Il progetto elBullifoundation ha tre cardini e come scenario il territorio del vecchio ristorante, dove l’architetto Enric Ruiz-Geli ha progettato uno spazio espositivo, ecologico e sostenibile, dedicato alla creatività. La cucina è solo il veicolo. Questo non-museo, il cui progetto è già cambiato tre volte in tre anni, potrà contare su più di cinquemila metri quadrati e parte da una legge fatta su misura per Adrià dalla Generalitat della Catalogna, essendo incastonato in un parco naturale dove è proibito costruire (in cambio del permesso, Adrià donerà quel terreno e l’archivio di El Bulli, valutati quindici milioni di euro, all’erario pubblico).
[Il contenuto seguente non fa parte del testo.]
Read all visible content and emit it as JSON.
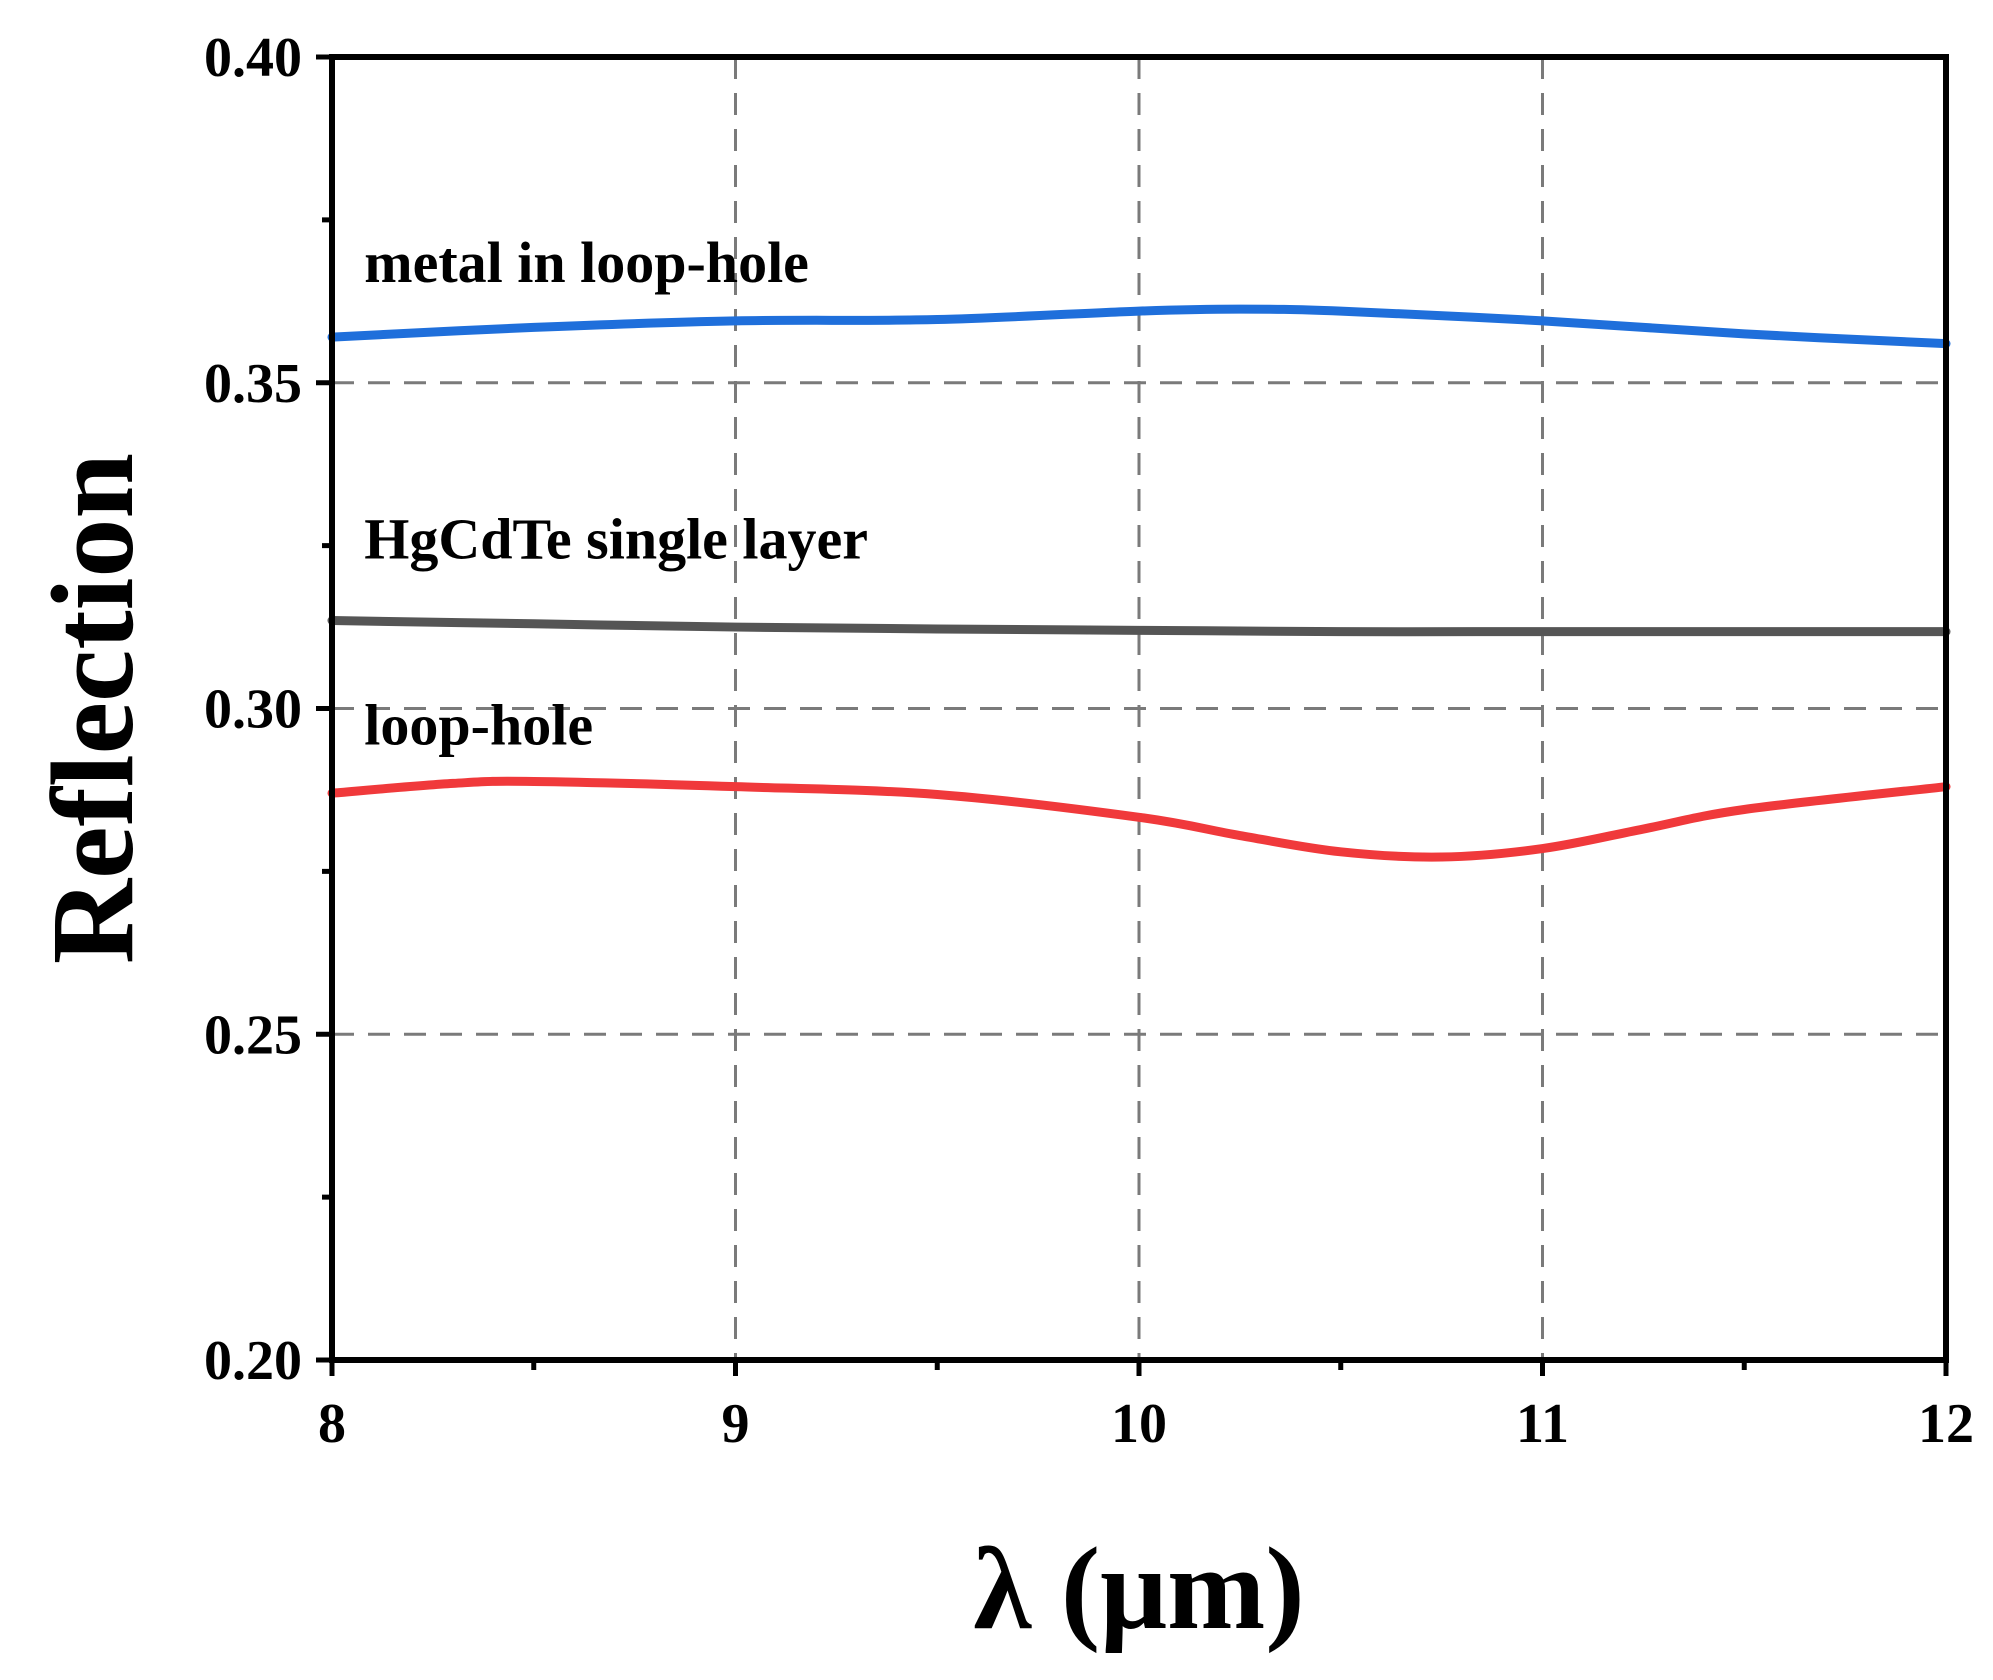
{
  "chart_data": {
    "type": "line",
    "xlabel": "λ (μm)",
    "ylabel": "Reflection",
    "xlim": [
      8,
      12
    ],
    "ylim": [
      0.2,
      0.4
    ],
    "x_ticks": [
      8,
      9,
      10,
      11,
      12
    ],
    "x_tick_labels": [
      "8",
      "9",
      "10",
      "11",
      "12"
    ],
    "y_ticks": [
      0.2,
      0.25,
      0.3,
      0.35,
      0.4
    ],
    "y_tick_labels": [
      "0.20",
      "0.25",
      "0.30",
      "0.35",
      "0.40"
    ],
    "grid": true,
    "series": [
      {
        "name": "metal in loop-hole",
        "color": "#1f6fdb",
        "x": [
          8.0,
          8.5,
          9.0,
          9.5,
          10.0,
          10.25,
          10.5,
          11.0,
          11.5,
          12.0
        ],
        "y": [
          0.357,
          0.3585,
          0.3595,
          0.3597,
          0.361,
          0.3613,
          0.361,
          0.3595,
          0.3575,
          0.356
        ]
      },
      {
        "name": "HgCdTe single layer",
        "color": "#555555",
        "x": [
          8.0,
          8.5,
          9.0,
          9.5,
          10.0,
          10.5,
          11.0,
          11.5,
          12.0
        ],
        "y": [
          0.3135,
          0.313,
          0.3125,
          0.3122,
          0.312,
          0.3118,
          0.3118,
          0.3118,
          0.3118
        ]
      },
      {
        "name": "loop-hole",
        "color": "#f0393b",
        "x": [
          8.0,
          8.3,
          8.5,
          9.0,
          9.5,
          10.0,
          10.25,
          10.5,
          10.75,
          11.0,
          11.25,
          11.5,
          12.0
        ],
        "y": [
          0.287,
          0.2885,
          0.2888,
          0.288,
          0.2868,
          0.2833,
          0.2805,
          0.278,
          0.2772,
          0.2785,
          0.2815,
          0.2845,
          0.288
        ]
      }
    ],
    "annotations": [
      {
        "text": "metal in loop-hole",
        "x": 8.08,
        "y": 0.3655
      },
      {
        "text": "HgCdTe single layer",
        "x": 8.08,
        "y": 0.323
      },
      {
        "text": "loop-hole",
        "x": 8.08,
        "y": 0.2945
      }
    ]
  }
}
Lo spazio si chiamerà El Bulli1846: il numero di elaborazioni create nel ristorante. La prima pietra verrà posta quest’anno e sarà completato in diciotto mesi. Poi c’è elBulliDNA, ovvero il team creativo, la linfa che continuerà la ricerca culinaria con esperti di altre discipline a Cala Montjoi, anche se potrà spostarsi in tutto il mondo. Infine, Bullipedia: una banca dati infinita che ordina (per la prima volta nella storia) tutto il sapere culinario tramite una nuova classificazione del processo gastronomico e del processo creativo, realizzata negli ultimi due anni dalla sua squadra. Scende fino alle particelle elementari della cucina e si basa su due intricate mappe interattive che sono la tabella di marcia per muoversi nell’universo Adrià. Lui ha smesso di essere un cuoco per trasformarsi in agitatore, in calamita che attrae conoscenze. A volte, di fronte ai gesti di simulato scetticismo dei suoi interlocutori, replica con aria imbronciata: «Questo non è uno scherzo! È molto importante!».